The response to Animal Kingdom has been overwhelmingly positive to Millie. She hoped that people would enjoy her artwork but hadn't anticipated how well people would respond to it. The book has sold well from the beginning there was a 3-4 month period where sales seemed to skyrocket.

"The tipping point was when people really started to pay attention to just how beneficial colouring in can be in relieving stress and generally encouraging relaxation. So many of us don’t allow time for that in our daily lives and I think people just started to switch on to the idea of colouring as a very accessible and therapeutic activity.

The main surge initially came from Europe but it really has had a knock on effect across the globe and Animal Kingdom is now available in 26 different languages! I have to say that in Canada specifically Indigo Books & Music have been great supporters of the book, certainly having such great stores backing the book and the colouring-in genre as a whole, has been a huge part of the colouring book success story."

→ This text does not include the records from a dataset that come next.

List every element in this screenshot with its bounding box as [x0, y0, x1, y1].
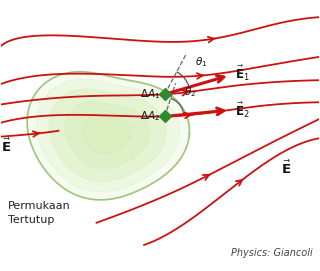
Text: $\Delta A_2$: $\Delta A_2$ — [140, 109, 160, 123]
Polygon shape — [36, 79, 180, 192]
Polygon shape — [82, 115, 131, 154]
Text: $\Delta A_1$: $\Delta A_1$ — [140, 87, 160, 101]
Text: $\vec{\mathbf{E}}$: $\vec{\mathbf{E}}$ — [281, 160, 291, 178]
Text: $\vec{\mathbf{E}}$: $\vec{\mathbf{E}}$ — [1, 138, 12, 155]
Text: $\theta_2$: $\theta_2$ — [184, 85, 196, 99]
Polygon shape — [65, 102, 149, 168]
Text: Permukaan
Tertutup: Permukaan Tertutup — [8, 201, 70, 225]
Text: $\vec{\mathbf{E}}_1$: $\vec{\mathbf{E}}_1$ — [235, 64, 249, 83]
Text: $\theta_1$: $\theta_1$ — [195, 56, 207, 69]
Polygon shape — [49, 89, 166, 181]
Text: Physics: Giancoli: Physics: Giancoli — [230, 248, 312, 258]
Text: $\vec{\mathbf{E}}_2$: $\vec{\mathbf{E}}_2$ — [235, 101, 249, 120]
Polygon shape — [27, 72, 189, 200]
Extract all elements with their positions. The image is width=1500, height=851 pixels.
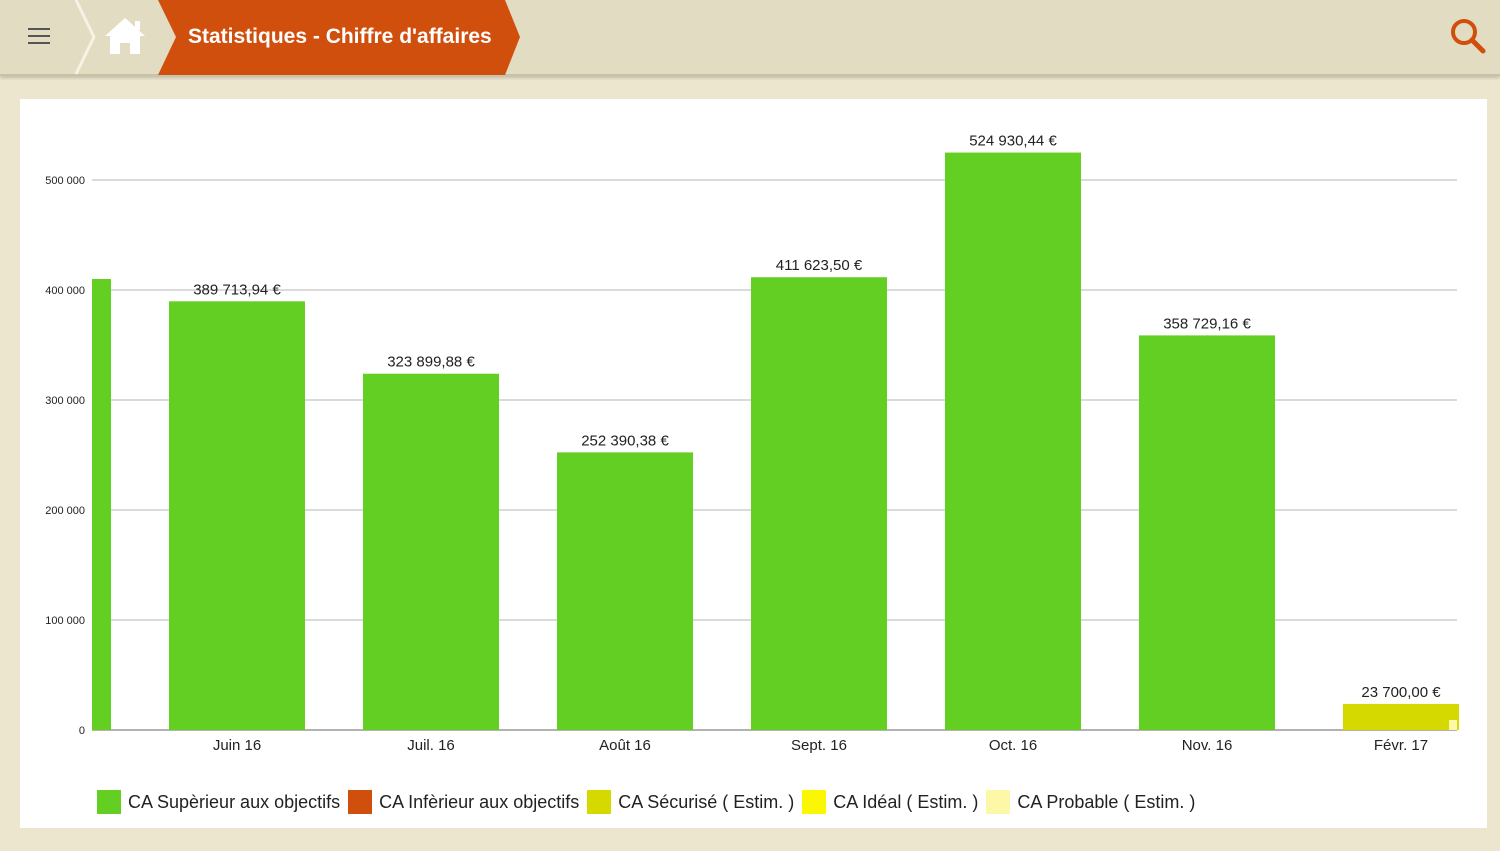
bar [363, 373, 499, 730]
legend-swatch [97, 790, 121, 814]
legend-label: CA Probable ( Estim. ) [1017, 791, 1196, 812]
revenue-bar-chart: 0 100 000 200 000 300 000 400 000 500 000 389 … [45, 133, 1459, 754]
legend-swatch [587, 790, 612, 814]
breadcrumb-separator-1 [74, 0, 96, 75]
search-icon [1451, 19, 1486, 54]
y-tick-label: 400 000 [45, 285, 85, 297]
bar [169, 301, 305, 730]
bar [751, 277, 887, 730]
y-tick-label: 0 [79, 725, 85, 737]
legend-item: CA Supèrieur aux objectifs [97, 790, 340, 814]
y-tick-label: 200 000 [45, 505, 85, 517]
breadcrumb [74, 0, 520, 75]
data-label: 358 729,16 € [1163, 315, 1251, 332]
app-header: Statistiques - Chiffre d'affaires [0, 0, 1500, 76]
legend-label: CA Infèrieur aux objectifs [379, 791, 580, 812]
data-label: 389 713,94 € [193, 281, 281, 298]
search-button[interactable] [1448, 16, 1488, 56]
bar [1139, 335, 1275, 730]
chart-legend: CA Supèrieur aux objectifs CA Infèrieur a… [97, 788, 1203, 816]
x-tick-label: Oct. 16 [989, 737, 1037, 754]
legend-swatch [802, 790, 827, 814]
x-tick-label: Août 16 [599, 737, 651, 754]
legend-label: CA Idéal ( Estim. ) [833, 791, 979, 812]
page-title: Statistiques - Chiffre d'affaires [188, 25, 492, 48]
x-tick-label: Févr. 17 [1374, 737, 1428, 754]
legend-label: CA Sécurisé ( Estim. ) [618, 791, 795, 812]
hamburger-menu-icon [28, 28, 50, 30]
x-tick-label: Sept. 16 [791, 737, 847, 754]
data-label: 323 899,88 € [387, 354, 475, 371]
x-tick-label: Nov. 16 [1182, 737, 1233, 754]
data-label: 411 623,50 € [776, 257, 863, 274]
legend-swatch [986, 790, 1011, 814]
menu-button[interactable] [18, 20, 60, 54]
x-tick-label: Juil. 16 [407, 737, 455, 754]
legend-swatch [348, 790, 373, 814]
y-tick-label: 500 000 [45, 175, 85, 187]
y-tick-label: 300 000 [45, 395, 85, 407]
bar [557, 452, 693, 730]
home-button[interactable] [95, 12, 155, 62]
title-tab [158, 0, 520, 75]
partial-bar-edge [1449, 720, 1457, 730]
data-label: 23 700,00 € [1361, 684, 1441, 701]
legend-item: CA Infèrieur aux objectifs [348, 790, 579, 814]
legend-item: CA Sécurisé ( Estim. ) [587, 790, 794, 814]
bar [1343, 703, 1459, 730]
data-label: 524 930,44 € [969, 133, 1057, 150]
data-label: 252 390,38 € [581, 432, 669, 449]
legend-item: CA Probable ( Estim. ) [986, 790, 1195, 814]
x-tick-label: Juin 16 [213, 737, 261, 754]
legend-item: CA Idéal ( Estim. ) [802, 790, 978, 814]
chart-card: 0 100 000 200 000 300 000 400 000 500 000 389 … [20, 99, 1487, 828]
partial-bar [92, 279, 111, 730]
bar [945, 152, 1081, 730]
legend-label: CA Supèrieur aux objectifs [128, 791, 341, 812]
y-tick-label: 100 000 [45, 615, 85, 627]
home-icon [105, 18, 145, 54]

Above: Coloured in pages submitted for Millie's Animal Kingdom Gallery

"I was expecting people to use the book as a means to de-stress and relax; I always knew the benefits of these types of creative activities because I have always done them myself. The thing I really wasn’t expecting is the number of people who feel the book has actually helped them in some way. I’ve heard from so many individuals telling me their stories about how the book has been more than just a colouring book to them.

Some people have found that it has been really useful in helping to manage their anxiety, while others have found it a great support in coping with depression. Lots of readers who have been struggling through difficult times in their lives have said that the book has been a great distraction from the things that are causing them worry or sadness. I think that has probably been the greatest surprise of all, discovering that

as well as being a wonderful creative outlet for so many people, the book is going further than that and has become for some, so much more than just a colouring book."